Forum Moderators: open
"Status: HTTP/1.1 200 OK
Date: Sat, 29 May 2004 10:05:39 GMT
Server: Apache/1.3.27 (Unix) (Red-Hat/Linux) FrontPage/5.0.2.2623 mod_python/2.7.8 Python/1.5.2 mod_ssl/2.8.12 OpenSSL/0.9.6b DAV/1.0.3 PHP/4.3.4 mod_perl/1.26
X-Powered-By: PHP/4.3.4
Connection: close
Transfer-Encoding: chunked
Content-Type: text/html"
Whereas here is the Server Header for a site that uses a completely different system which Google is indexing at a much faster rate:
"Status: HTTP/1.1 200 OK
Date: Sat, 29 May 2004 10:05:09 GMT
Server: Apache/1.3.27 (Unix) (Red-Hat/Linux) FrontPage/5.0.2.2623 mod_python/2.7.8 Python/1.5.2 mod_ssl/2.8.12 OpenSSL/0.9.6b DAV/1.0.3 PHP/4.3.4 mod_perl/1.26
Last-Modified: Fri, 21 May 2004 11:18:38 GMT
ETag: "3d621d-12ed-40ade58e"
Accept-Ranges: bytes
Content-Length: 4845
Connection: close
Content-Type: text/html"
Is the way my servers are 'talking' to Google putting him off? The site that is being indexed slower has many, many more inbound links and has been in the Google index for over two years. It's just that there's alot of advice floating around just now to 'Check your Server Headers' but I'm not sure what I'm supposed to be looking for.
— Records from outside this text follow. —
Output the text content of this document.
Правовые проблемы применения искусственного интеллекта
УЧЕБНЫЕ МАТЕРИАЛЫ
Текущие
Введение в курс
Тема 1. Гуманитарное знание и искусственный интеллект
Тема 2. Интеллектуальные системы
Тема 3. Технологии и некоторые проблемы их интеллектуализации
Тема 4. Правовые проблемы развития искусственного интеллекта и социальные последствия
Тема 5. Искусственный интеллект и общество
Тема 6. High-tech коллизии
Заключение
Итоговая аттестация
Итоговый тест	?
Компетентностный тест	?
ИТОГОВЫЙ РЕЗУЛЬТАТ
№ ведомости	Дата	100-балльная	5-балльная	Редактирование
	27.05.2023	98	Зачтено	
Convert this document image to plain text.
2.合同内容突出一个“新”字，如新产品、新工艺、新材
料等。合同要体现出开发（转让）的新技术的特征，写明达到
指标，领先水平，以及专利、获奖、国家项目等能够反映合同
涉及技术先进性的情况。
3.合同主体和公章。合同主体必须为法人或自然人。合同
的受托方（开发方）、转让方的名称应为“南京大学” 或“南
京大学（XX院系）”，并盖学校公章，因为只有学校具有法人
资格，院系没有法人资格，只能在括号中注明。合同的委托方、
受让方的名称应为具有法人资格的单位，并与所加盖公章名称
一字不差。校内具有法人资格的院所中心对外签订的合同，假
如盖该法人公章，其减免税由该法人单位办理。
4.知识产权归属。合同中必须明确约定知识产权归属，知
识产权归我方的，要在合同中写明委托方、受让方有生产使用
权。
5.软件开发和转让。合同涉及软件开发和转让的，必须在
This is just a theory of mine that supports what I have seen Googlebot do. I may of course be totally wrong.
If there's any truth that G favors static pages, this is something to be aware of.
DaveAtIFG makes a good point, more PR helps with crawling.
A quick server response also helps encourage Googlebot to fetch more pages during its time on the site.
The main benefit of the 'Last-Modified' header is that Googlebot can send 'If-Modified-Since' headers. If it asks for a page that hasn't changed then the server can send a 304 (not modified) response, allowing Googlebot to crawl deeper into the site instead of indexing the same pages again and again.
Could this be due to simple PR differences between the sites? It's often reported that sites with higher PR are spidered more frequently.
No, the site that is not being crawled much is PR4 and the site that is being indexed really fast is PR0 (it has not yet been given a rank as it has only been in the index two months and Google hasn't done a PR update for ages).